In the five-hole, we have Castillo followed by Charlie Tilson. Typically, these spots are reserved for guys with power, and I’m not sure how they fit that description. To be fair, some evidence suggests that your six through nine hitters should go in order of descending speed, and Tilson is pretty fast. I’d rather use him in the lead-off spot, or put him ninth and use him as a sort of second lead-off man.

Seventh is Anderson, which makes no sense other than that he wears no. 7, and players used to be given a number based on their batting order position. Even if he is in a slump, there’s no way that Anderson should be batting lower than fifth or sixth in this lineup, he’s too important to this team for now and the future.

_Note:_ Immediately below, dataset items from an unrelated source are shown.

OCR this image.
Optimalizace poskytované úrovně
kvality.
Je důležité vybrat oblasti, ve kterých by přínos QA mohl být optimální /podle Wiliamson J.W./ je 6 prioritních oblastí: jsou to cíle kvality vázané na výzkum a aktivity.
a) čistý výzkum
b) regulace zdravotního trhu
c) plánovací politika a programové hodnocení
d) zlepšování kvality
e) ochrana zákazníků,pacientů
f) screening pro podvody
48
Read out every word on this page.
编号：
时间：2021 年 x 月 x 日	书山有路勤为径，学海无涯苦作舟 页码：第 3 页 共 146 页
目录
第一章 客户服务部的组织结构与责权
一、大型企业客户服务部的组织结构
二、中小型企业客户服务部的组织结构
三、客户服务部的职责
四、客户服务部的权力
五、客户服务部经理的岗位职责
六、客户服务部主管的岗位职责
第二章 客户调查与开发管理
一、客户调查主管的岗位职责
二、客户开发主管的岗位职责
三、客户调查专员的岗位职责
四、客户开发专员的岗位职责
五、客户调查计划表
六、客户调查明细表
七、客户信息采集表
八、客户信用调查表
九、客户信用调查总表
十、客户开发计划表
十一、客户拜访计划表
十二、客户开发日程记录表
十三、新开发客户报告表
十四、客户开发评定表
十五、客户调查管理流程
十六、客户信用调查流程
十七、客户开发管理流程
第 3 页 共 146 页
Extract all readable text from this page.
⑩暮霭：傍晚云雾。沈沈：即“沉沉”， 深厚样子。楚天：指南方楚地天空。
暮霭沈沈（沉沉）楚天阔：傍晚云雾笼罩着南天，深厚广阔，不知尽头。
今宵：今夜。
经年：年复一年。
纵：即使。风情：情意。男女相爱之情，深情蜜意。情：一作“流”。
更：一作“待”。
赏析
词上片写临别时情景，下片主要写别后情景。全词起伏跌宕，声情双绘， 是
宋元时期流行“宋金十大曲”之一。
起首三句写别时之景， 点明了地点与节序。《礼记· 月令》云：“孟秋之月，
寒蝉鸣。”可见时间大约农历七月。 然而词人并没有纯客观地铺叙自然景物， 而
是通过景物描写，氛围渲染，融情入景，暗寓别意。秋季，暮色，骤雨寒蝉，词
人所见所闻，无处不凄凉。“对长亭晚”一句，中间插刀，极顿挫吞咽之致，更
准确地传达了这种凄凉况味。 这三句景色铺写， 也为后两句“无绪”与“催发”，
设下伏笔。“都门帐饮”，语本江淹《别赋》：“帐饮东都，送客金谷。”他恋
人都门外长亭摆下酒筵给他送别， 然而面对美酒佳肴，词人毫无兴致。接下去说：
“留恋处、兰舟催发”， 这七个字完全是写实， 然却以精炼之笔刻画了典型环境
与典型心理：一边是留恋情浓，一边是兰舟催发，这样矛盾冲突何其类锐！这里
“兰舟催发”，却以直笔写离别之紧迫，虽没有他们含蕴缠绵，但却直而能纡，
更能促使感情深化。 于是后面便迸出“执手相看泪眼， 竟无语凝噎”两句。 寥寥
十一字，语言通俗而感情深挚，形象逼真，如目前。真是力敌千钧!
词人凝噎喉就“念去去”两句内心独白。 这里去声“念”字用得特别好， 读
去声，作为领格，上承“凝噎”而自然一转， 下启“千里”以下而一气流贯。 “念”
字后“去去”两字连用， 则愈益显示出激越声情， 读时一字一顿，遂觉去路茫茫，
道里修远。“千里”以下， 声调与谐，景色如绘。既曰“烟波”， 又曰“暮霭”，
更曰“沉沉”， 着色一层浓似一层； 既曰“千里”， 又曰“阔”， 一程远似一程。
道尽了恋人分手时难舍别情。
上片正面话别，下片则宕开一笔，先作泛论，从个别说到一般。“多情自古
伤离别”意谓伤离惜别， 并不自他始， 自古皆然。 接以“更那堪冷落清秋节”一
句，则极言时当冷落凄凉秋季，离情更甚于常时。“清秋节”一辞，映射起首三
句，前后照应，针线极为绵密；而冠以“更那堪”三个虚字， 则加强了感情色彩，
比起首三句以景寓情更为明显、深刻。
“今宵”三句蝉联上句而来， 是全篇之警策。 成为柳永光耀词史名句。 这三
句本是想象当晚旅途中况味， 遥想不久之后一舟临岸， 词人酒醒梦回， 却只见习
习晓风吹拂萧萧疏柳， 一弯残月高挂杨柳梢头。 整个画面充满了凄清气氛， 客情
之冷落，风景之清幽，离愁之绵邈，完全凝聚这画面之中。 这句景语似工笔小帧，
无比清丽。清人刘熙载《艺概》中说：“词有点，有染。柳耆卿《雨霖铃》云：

There’s no way that the 2019 White Sox lineup is good enough that the American League Player of the Month for April should be batting seventh. This is inexcusable. Renteria’s justification? “He was doing pretty good when we batted him there early this season”. So does this mean if the Sox call up Luis Robert and bat him in eighth or ninth and he hits well, they should keep him there? Explain that logic. That he was doing well (and his stats are still good), means he should be moved up in this sub-par lineup to get as many at-bats as possible.